Algo que fizemos em termos de otimização foi travar o jogo em 30 FPS, para permitir uma experiência sólida e suave para os jogadores. Foi uma das otimizações que fizemos.
Acredito que, em primeiro lugar, [trabalhar internamente nessa versão] foi uma questão de ter a oportunidade e os recursos necessários no estúdio. E nós queríamos muito trabalhar com o Switch 2.
NB: E como foi trabalhar com o hardware do Nintendo Switch 2 para este jogo? Quais foram os maiores desafios na adaptação? Houve algum recurso deste console que realmente chamou sua atenção, algo como “deveríamos usar isso no nosso jogo”?
AT: Trabalhar com projetos cross-platform ou fazer versões diferentes para hardwares diferentes sempre tem seus desafios, porque cada um terá limitações diferentes, mas também existem oportunidades. E acho que é por isso que ficamos bem animados com o lançamento do Switch 2.
Existem recursos bem legais do Switch 2 que tentamos aplicar: primeiramente, o recurso de giroscópio do controle e o suporte ao mouse. Nós focamos nesses porque achamos que era o que encaixava com o jogo em si. E, falando especificamente do giroscópio, você pode deixá-lo apenas para a mira ou aplicá-lo nas partes de exploração e travessia com Indiana.
Eu acho muito interessante porque dá uma nova camada à experiência, o que é algo muito interessante para nós como desenvolvedores de jogos e 100% interessante para as pessoas que aproveitam o jogo, porque dá a elas a oportunidade de experimentar o jogo de uma forma diferente. E esse é o momento em que os desenvolvedores ficam empolgados, certo? Nós gostamos de explorar novas formas de experienciar o jogo e testar novas tecnologias.
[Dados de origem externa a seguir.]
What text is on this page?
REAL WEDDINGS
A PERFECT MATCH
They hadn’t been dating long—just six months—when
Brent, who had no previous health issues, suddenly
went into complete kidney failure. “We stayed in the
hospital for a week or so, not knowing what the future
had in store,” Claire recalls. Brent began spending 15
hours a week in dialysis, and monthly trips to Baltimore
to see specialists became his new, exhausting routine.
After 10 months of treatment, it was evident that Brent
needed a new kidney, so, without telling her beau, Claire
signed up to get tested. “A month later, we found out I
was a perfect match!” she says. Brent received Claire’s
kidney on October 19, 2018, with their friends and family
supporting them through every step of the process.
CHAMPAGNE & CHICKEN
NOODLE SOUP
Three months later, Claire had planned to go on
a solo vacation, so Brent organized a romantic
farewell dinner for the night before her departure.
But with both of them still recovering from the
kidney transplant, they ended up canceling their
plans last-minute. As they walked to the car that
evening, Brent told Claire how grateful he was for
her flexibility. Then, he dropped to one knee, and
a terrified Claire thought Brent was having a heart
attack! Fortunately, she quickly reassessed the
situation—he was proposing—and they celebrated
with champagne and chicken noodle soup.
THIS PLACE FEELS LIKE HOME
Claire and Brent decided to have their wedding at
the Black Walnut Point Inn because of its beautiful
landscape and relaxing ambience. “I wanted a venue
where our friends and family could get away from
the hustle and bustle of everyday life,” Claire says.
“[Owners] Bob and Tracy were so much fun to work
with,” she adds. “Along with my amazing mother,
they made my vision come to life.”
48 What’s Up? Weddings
Acho que, especificamente, como mencionei, travar em 30 FPS foi algo que precisamos fazer para garantir uma experiência suave. Existe uma área no jogo onde foi necessário diminuir a quantidade de NPCs andando livremente ao fundo. Porém, é apenas uma área no jogo todo. Fora isso, não cortamos nenhum conteúdo. É o mesmo jogo.
NB: Por fim, você gostaria de dizer algo aos fãs brasileiros que jogarão Indiana Jones e o Grande Círculo no Nintendo Switch 2?
AT: Parabéns! Vocês estão prestes a testemunhar uma longa aventura focada em narrativa com Indiana Jones, com muitos plot twists interessantes e segredos a serem descobertos.